I kept his ashes in that temporary box marked CREMAINS for eighteen years. I’d ask folk, “Would you like to meet my brother?” and hand them the box.
After his death, I started to hear a periodic chirp in my studio. I tried to trace it down as it slowly became more frequent and insistent. I’d sit in my chair, drunk, and wait for the beep, trying to aurally and visually plot where it came from.

It came high off the wall in front of me so I took my ladder over to the wall, climbed up, sat atop the ladder and drank and smoked and waited for the next beep. It’d reoccur halfway down the wall on the other side of the room so I’d move my ladder over there and sit and drink and smoke and wait. This went on for a week.

One night I was way beyond normal drunk and thought, this beep started happening right after Cat’s box of ashes arrived. In a flash I realized this is my brother’s soul trying to contact me from the other side. He needs my help.

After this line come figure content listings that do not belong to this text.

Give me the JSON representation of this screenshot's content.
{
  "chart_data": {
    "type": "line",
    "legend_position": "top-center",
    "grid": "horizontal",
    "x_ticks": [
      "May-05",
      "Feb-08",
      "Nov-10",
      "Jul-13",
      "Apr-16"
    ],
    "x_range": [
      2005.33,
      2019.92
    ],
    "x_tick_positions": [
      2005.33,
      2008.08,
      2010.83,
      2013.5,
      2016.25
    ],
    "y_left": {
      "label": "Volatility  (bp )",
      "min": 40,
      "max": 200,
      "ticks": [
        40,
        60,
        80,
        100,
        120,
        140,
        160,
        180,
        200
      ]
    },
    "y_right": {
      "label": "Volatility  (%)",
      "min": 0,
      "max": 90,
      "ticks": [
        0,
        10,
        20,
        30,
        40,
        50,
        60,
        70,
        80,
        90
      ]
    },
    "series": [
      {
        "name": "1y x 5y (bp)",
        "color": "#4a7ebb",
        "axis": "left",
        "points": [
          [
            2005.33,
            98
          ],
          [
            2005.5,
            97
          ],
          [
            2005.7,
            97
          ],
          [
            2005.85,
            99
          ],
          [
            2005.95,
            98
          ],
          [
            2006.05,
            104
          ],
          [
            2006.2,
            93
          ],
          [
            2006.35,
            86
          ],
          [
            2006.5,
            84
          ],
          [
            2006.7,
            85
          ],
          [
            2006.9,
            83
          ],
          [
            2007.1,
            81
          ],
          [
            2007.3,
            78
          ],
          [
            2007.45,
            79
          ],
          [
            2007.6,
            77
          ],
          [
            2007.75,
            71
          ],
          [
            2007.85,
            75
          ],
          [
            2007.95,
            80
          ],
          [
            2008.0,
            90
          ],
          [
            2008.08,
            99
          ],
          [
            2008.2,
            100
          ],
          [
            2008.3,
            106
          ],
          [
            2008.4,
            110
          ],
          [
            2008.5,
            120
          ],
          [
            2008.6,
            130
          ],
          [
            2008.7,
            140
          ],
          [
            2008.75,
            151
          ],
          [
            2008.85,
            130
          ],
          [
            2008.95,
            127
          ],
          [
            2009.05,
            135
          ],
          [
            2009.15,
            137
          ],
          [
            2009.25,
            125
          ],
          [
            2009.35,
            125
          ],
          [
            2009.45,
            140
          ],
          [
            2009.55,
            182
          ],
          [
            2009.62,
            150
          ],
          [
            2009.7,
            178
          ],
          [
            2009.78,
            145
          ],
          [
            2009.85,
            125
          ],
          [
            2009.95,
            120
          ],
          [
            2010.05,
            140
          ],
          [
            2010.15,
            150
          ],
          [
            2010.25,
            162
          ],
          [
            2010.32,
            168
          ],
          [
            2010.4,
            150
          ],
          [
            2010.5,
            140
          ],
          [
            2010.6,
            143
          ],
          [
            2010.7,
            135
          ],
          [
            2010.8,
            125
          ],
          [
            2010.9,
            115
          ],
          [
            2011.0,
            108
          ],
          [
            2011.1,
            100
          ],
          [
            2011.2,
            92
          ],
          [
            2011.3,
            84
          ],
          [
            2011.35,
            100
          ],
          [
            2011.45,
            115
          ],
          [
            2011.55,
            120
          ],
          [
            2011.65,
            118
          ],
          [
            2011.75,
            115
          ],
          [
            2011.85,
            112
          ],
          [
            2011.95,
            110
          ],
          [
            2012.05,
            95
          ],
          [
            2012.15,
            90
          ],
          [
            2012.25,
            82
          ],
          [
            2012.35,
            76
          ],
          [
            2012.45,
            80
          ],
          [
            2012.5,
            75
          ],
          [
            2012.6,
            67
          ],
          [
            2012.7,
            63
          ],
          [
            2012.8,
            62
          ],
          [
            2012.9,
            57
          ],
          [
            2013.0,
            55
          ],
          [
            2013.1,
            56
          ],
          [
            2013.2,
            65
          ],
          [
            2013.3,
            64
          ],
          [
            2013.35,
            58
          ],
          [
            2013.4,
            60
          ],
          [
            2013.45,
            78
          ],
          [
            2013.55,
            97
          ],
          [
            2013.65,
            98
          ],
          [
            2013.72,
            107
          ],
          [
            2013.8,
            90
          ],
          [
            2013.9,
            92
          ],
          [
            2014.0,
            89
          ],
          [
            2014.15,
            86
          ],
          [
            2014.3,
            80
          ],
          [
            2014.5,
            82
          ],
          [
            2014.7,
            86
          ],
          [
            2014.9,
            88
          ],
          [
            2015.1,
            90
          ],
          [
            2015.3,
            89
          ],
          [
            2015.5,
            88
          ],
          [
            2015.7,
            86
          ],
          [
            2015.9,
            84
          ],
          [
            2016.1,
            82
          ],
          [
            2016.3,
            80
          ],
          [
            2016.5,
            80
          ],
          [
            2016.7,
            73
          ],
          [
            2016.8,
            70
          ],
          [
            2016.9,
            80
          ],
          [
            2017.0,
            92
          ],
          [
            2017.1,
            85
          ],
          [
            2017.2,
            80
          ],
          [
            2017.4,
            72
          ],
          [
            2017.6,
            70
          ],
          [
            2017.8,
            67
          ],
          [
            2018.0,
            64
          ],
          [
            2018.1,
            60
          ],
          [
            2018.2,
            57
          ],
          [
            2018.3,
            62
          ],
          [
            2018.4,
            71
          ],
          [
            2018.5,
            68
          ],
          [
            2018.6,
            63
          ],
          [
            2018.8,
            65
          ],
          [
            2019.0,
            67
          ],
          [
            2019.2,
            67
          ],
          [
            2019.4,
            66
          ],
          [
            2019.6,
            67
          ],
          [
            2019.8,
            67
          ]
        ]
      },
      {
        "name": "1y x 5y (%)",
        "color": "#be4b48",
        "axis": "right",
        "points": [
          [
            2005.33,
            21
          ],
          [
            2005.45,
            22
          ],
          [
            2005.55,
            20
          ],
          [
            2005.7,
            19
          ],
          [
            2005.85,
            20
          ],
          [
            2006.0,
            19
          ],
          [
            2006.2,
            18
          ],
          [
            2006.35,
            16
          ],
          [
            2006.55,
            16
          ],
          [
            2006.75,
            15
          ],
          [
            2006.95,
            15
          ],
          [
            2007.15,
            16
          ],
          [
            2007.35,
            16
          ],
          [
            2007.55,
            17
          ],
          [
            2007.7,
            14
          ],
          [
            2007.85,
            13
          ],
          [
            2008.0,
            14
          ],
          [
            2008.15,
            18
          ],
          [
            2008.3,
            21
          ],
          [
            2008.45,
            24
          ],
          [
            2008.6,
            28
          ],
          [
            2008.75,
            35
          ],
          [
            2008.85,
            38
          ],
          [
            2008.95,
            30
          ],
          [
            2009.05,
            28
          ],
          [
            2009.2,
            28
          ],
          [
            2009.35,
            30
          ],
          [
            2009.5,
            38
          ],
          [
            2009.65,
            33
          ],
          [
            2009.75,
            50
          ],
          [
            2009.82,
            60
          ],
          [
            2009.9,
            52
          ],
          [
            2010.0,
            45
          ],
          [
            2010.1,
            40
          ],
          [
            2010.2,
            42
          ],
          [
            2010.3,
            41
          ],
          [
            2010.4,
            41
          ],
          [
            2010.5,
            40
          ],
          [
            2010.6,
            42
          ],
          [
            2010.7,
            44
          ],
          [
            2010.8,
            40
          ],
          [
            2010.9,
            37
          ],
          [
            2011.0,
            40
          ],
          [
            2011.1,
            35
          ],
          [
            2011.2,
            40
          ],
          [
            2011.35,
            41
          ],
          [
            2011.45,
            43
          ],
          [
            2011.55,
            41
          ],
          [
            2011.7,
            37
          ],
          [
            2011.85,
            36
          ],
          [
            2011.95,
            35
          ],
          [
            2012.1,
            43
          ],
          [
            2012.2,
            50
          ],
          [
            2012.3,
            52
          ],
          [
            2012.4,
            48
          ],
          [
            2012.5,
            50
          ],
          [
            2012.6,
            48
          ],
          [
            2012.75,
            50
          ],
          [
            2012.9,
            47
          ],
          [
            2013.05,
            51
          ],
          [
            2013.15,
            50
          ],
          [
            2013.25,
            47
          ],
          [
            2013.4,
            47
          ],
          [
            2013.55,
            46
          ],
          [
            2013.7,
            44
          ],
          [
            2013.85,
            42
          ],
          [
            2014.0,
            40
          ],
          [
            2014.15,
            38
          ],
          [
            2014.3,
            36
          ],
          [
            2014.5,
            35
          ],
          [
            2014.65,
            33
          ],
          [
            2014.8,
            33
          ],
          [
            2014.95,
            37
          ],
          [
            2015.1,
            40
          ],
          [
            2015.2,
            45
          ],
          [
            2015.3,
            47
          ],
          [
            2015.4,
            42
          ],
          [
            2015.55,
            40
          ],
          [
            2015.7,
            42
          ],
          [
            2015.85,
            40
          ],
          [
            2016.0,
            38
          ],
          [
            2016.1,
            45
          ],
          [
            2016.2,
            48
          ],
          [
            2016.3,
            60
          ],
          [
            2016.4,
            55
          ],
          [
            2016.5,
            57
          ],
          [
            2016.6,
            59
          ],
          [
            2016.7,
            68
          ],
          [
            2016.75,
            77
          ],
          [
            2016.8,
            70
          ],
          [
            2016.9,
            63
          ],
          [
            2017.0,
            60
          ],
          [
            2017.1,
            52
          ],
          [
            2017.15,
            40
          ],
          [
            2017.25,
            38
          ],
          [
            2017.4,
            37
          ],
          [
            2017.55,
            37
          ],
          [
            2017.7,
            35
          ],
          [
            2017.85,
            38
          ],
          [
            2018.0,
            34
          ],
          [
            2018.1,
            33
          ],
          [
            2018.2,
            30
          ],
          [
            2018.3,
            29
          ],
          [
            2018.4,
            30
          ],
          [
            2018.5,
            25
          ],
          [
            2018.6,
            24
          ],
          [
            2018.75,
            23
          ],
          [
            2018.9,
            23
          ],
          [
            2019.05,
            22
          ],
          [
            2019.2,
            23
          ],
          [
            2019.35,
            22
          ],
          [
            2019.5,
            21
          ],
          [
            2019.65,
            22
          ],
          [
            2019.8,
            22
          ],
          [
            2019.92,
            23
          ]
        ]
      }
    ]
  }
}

I decided I had to save his soul from wandering, so I lay fifteen of his small art pieces around me in a radar dish circle to capture the soul. I figured he would enter the art and I would break up the circle and a portion of Cat’s soul would remain in each piece.

It didn’t work. The beeps continued

Desmond Velcro dropped in. As a college DJ, Desmond was intimately familiar with sound and he listened to the beep. My living room consisted of a four foot high by eight foot wide pile of what some might consider trash with little paths in, around and through it. Part of the pile extended under the kitchen table in the center of the room. Desmond dug down into that portion and pulled out a smoke detector still in its box. After years in the pile, its battery had gone weak and it was beeping for me to change it.

Sound travels in a straight line—it had hit the underside of the table and reflected over to the wall where it bounced back to my ears. Wherever I was listening to it was above the tabletop, so I always heard it in the wrong place.

~ ~ ~

Sound and Water

water is sneaky. also patient, and insidious.
it’ll beat against you for thousands of years
in big waves
until it smoothes you down
or breaks you apart
or it’ll lie still in quiet pools
and insidiously work
on the weakest
point

leaking…

and

dripping…

and moving…

and then

when water does
slowly sneak inside
and lies in wait

it can FREEZE and EXPAND with

TREMENDOUS FORCE and BREAK

(so water is sneaky,
insidious
and
patient)

while SOUND is slippery

(and sneaky)

SOUND
slip slides off every flat surface

SOUND
double or triple slip slides..

skips

from here
   to there

(so you think what came from   there
came from
   here.)

SOUND plays tag with yer ears
and lies
a lot.

plus,
in destructive force,

SOUND
(shatters)

whereas water
wears away…

- Smith & Lady, 2008

Excerpt from
Stations of the Lost
A true tale of
armed robbery, stolen cars, outsider art, mutant poetry,
underground publishing, robbing the cradle, and leaving the country

by Smith & Lady
to be published by Lady’s The City Poetry Press this summer.